Wednesday, June 23, 2010


Years ago, a friend of mine, who then owned a small native plant nursery, asked me to help with her booth at a plant sale at the Bellevue Botanical Garden. At the time, I didn't know much about Northwest natives and I thought it would be a good way to spend some time with her and learn more.

As we unloaded her truck, she pointed to a flat of plants. "These are Lewisia," she said as if I should know the significance of that. "Keep an eye on them or they will disappear," she added, somewhat sternly. I looked at the plants. They didn't look like anything special. None were in bloom. The leaves formed a flat, fleshy rosette that looked like they could be related to Echeveria (hens and chicks). Surely she didn't mean that anyone would steal one of these when we weren't looking?!

We set up our display and she brought out signs with descriptions of the various plants, and for those not in bloom like the Lewisia, photos of the flowers.

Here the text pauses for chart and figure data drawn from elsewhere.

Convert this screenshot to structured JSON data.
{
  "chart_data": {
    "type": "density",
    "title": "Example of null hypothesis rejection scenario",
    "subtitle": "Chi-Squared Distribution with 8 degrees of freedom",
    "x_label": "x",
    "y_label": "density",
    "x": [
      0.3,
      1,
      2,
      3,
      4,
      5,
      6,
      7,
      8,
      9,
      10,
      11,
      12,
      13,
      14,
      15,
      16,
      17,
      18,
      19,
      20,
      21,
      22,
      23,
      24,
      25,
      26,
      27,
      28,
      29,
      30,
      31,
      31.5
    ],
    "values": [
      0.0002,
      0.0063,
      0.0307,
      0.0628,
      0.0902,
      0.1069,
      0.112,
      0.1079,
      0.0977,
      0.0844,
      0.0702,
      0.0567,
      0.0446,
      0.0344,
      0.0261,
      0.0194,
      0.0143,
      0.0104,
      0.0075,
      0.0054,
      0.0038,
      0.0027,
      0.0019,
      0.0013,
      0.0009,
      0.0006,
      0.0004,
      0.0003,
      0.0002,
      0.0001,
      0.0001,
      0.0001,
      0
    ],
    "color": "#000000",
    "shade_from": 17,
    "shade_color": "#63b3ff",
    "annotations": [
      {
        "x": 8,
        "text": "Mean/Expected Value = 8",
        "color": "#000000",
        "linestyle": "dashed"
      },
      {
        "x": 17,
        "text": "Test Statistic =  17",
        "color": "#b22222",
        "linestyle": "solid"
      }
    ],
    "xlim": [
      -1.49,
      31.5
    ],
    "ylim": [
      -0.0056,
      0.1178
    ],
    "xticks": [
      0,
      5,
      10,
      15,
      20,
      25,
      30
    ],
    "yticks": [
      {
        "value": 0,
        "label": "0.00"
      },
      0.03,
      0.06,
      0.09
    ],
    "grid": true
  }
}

When I saw the photos, I began to understand why these plants might be of interest. These beautiful little alpine flowers will stop you in your tracks.

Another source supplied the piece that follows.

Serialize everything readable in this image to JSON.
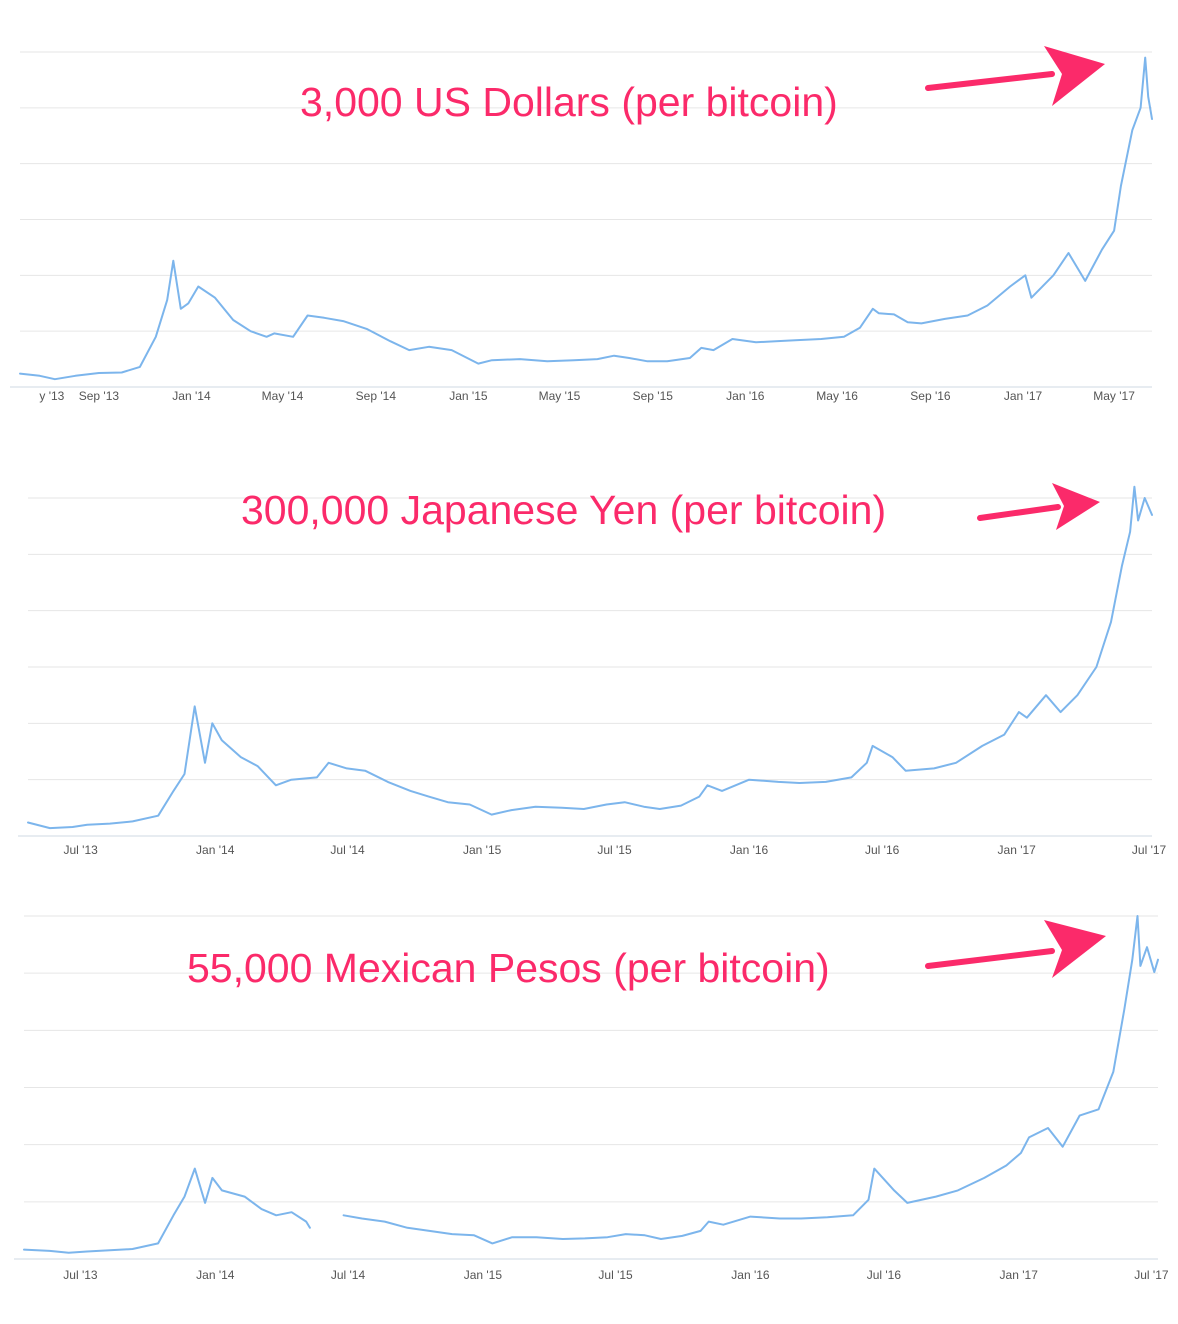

What I also didn't realize was that very few people at that time propagated Lewisia for sale. They weren't available at nurseries then (although the L. cotyledon you see in the photo above is one I bought at West Seattle Nursery several years ago). You would have to go up into the mountains, as she had, and collect seed or get the seed from someone who had. Getting the seed wasn't even half the battle. These plants aren't easy to grow. They need sharp drainage and a fair amount, but not too much, sun.

Of course, the plant enthusiasts at the sale that day already knew all of this. Once the sale began, word spread rapidly that we had Lewisia for sale. A crowd gathered. My friend could have sold that flat of plants 10 times over! She said she would sell only one plant to a customer. She knew how hard they were to grow and felt that if several gardeners each got a plant, there was a greater likelihood that some plants would survive than if just one or two people got them all. There was a lot of pleading and begging going on, but she stuck to that policy. We sold out of Lewisia in mere minutes.

Lewisia is much more available today than it was back then. But it still isn't easy to grow. That doesn't mean you shouldn't try. If you are interested and have a sandy, rocky spot, buy a plant and see what happens. Every summer when my Lewisia blooms, I'm glad I did.